A new survey finds adults perceive children’s health is worse today than when they were growing up.
Bullying, stress, obesity and depression—these are some of the toughest challenges and health concerns children face today. Health care workers on the front lines of children’s hospitals and pediatricians’ offices see these issues every day, but how does the average consumer perceive major health issues for U.S. children? Recent survey findings show that adults in the U.S. broadly agree: children’s health today seems worse than over the last several decades.
To gain an understanding of the public’s perception of children’s health today, the C.S. Mott Children's Hospital National Poll on Children’s Health at University of Michigan surveyed roughly 2,700 adults in collaboration with Children’s Hospital Association. The survey found that compared to when they were children:
- 55 percent of adults perceive kids today to have worse mental or emotional health
- 42 percent of adults perceive kids today to have worse physical health
- 65 percent of adults perceive kids today to have less quality family time
More adults view mental or emotional health for children as worse than during their own childhoods than when asked to compare physical health in the same way. This finding may relate to the fact that medical and public health innovations have generally focused more on physical health ailments and less on behavioral concerns.

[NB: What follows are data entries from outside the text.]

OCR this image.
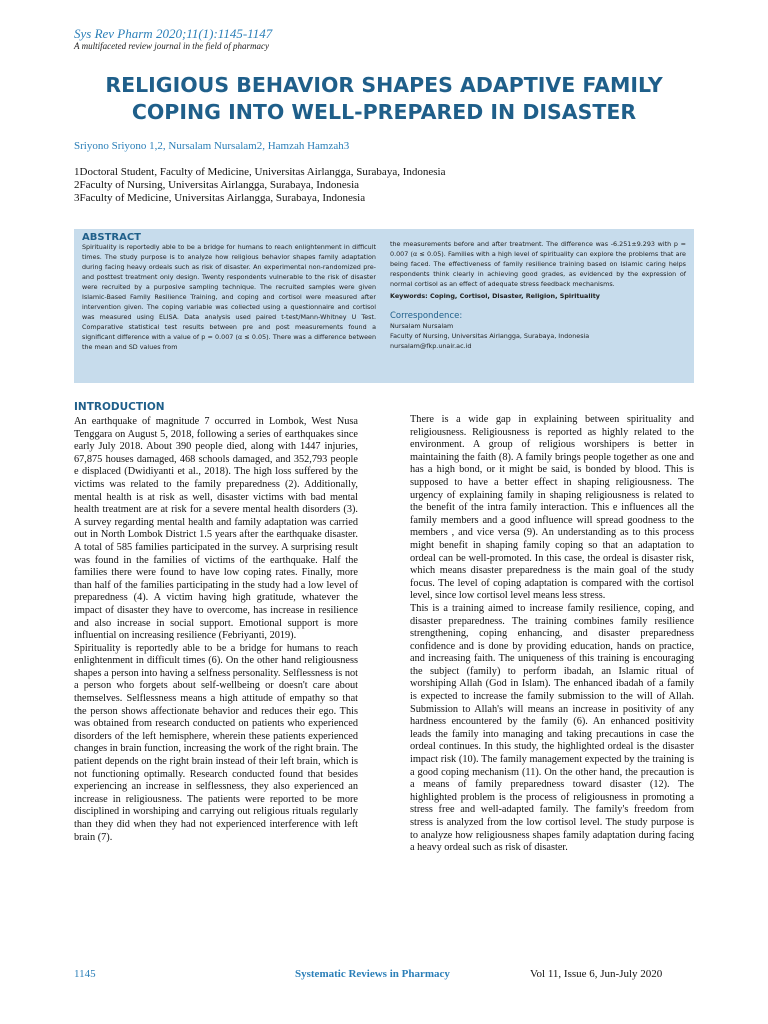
Sys Rev Pharm 2020;11(1):1145-1147
A multifaceted review journal in the field of pharmacy
RELIGIOUS BEHAVIOR SHAPES ADAPTIVE FAMILY
COPING INTO WELL-PREPARED IN DISASTER
Sriyono Sriyono 1,2, Nursalam Nursalam2, Hamzah Hamzah3
1Doctoral Student, Faculty of Medicine, Universitas Airlangga, Surabaya, Indonesia
2Faculty of Nursing, Universitas Airlangga, Surabaya, Indonesia
3Faculty of Medicine, Universitas Airlangga, Surabaya, Indonesia
ABSTRACT
Spirituality is reportedly able to be a bridge for humans to reach enlightenment in difficult times. The study purpose is to analyze how religious behavior shapes family adaptation during facing heavy ordeals such as risk of disaster. An experimental non-randomized pre- and posttest treatment only design. Twenty respondents vulnerable to the risk of disaster were recruited by a purposive sampling technique. The recruited samples were given Islamic-Based Family Resilience Training, and coping and cortisol were measured after intervention given. The coping variable was collected using a questionnaire and cortisol was measured using ELISA. Data analysis used paired t-test/Mann-Whitney U Test. Comparative statistical test results between pre and post measurements found a significant difference with a value of p = 0.007 (α ≤ 0.05). There was a difference between the mean and SD values from
the measurements before and after treatment. The difference was -6.251±9.293 with p = 0.007 (α ≤ 0.05). Families with a high level of spirituality can explore the problems that are being faced. The effectiveness of family resilience training based on Islamic caring helps respondents think clearly in achieving good grades, as evidenced by the expression of normal cortisol as an effect of adequate stress feedback mechanisms.
Keywords: Coping, Cortisol, Disaster, Religion, Spirituality
Correspondence:
Nursalam Nursalam
Faculty of Nursing, Universitas Airlangga, Surabaya, Indonesia
nursalam@fkp.unair.ac.id
INTRODUCTION

An earthquake of magnitude 7 occurred in Lombok, West Nusa Tenggara on August 5, 2018, following a series of earthquakes since early July 2018. About 390 people died, along with 1447 injuries, 67,875 houses damaged, 468 schools damaged, and 352,793 people e displaced (Dwidiyanti et al., 2018). The high loss suffered by the victims was related to the family preparedness (2). Additionally, mental health is at risk as well, disaster victims with bad mental health treatment are at risk for a severe mental health disorders (3). A survey regarding mental health and family adaptation was carried out in North Lombok District 1.5 years after the earthquake disaster. A total of 585 families participated in the survey. A surprising result was found in the families of victims of the earthquake. Half the families there were found to have low coping rates. Finally, more than half of the families participating in the study had a low level of preparedness (4). A victim having high gratitude, whatever the impact of disaster they have to overcome, has increase in resilience and also increase in social support. Emotional support is more influential on increasing resilience (Febriyanti, 2019).

Spirituality is reportedly able to be a bridge for humans to reach enlightenment in difficult times (6). On the other hand religiousness shapes a person into having a selfness personality. Selflessness is not a person who forgets about self-wellbeing or doesn't care about themselves. Selflessness means a high attitude of empathy so that the person shows affectionate behavior and reduces their ego. This was obtained from research conducted on patients who experienced disorders of the left hemisphere, wherein these patients experienced changes in brain function, increasing the work of the right brain. The patient depends on the right brain instead of their left brain, which is not functioning optimally. Research conducted found that besides experiencing an increase in selflessness, they also experienced an increase in religiousness. The patients were reported to be more disciplined in worshiping and carrying out religious rituals regularly than they did when they had not experienced interference with left brain (7).

There is a wide gap in explaining between spirituality and religiousness. Religiousness is reported as highly related to the environment. A group of religious worshipers is better in maintaining the faith (8). A family brings people together as one and has a high bond, or it might be said, is bonded by blood. This is supposed to have a better effect in shaping religiousness. The urgency of explaining family in shaping religiousness is related to the benefit of the intra family interaction. This e influences all the family members and a good influence will spread goodness to the members , and vice versa (9). An understanding as to this process might benefit in shaping family coping so that an adaptation to ordeal can be well-promoted. In this case, the ordeal is disaster risk, which means disaster preparedness is the main goal of the study focus. The level of coping adaptation is compared with the cortisol level, since low cortisol level means less stress.

This is a training aimed to increase family resilience, coping, and disaster preparedness. The training combines family resilience strengthening, coping enhancing, and disaster preparedness confidence and is done by providing education, hands on practice, and increasing faith. The uniqueness of this training is encouraging the subject (family) to perform ibadah, an Islamic ritual of worshiping Allah (God in Islam). The enhanced ibadah of a family is expected to increase the family submission to the will of Allah. Submission to Allah's will means an increase in positivity of any hardness encountered by the family (6). An enhanced positivity leads the family into managing and taking precautions in case the ordeal continues. In this study, the highlighted ordeal is the disaster impact risk (10). The family management expected by the training is a good coping mechanism (11). On the other hand, the precaution is a means of family preparedness toward disaster (12). The highlighted problem is the process of religiousness in promoting a stress free and well-adapted family. The family's freedom from stress is analyzed from the low cortisol level. The study purpose is to analyze how religiousness shapes family adaptation during facing a heavy ordeal such as risk of disaster.

1145	Systematic Reviews in Pharmacy	Vol 11, Issue 6, Jun-July 2020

“We have seen major advances in medicine and public health over the last century that have greatly reduced children’s illness and death,” says Matthew M. Davis, M.D., M.A.P.P., director of the poll and professor of pediatrics and internal medicine at the University of Michigan’s C.S. Mott Children’s Hospital. “On the other hand, conditions like childhood obesity, asthma and behavior problems have become more common.”
These findings suggest child health must become a higher priority at the national and community levels. The poll results also suggest that adults in the U.S. today would support a stronger focus in research and programs on children’s mental and emotional health, where most respondents perceive a clear need.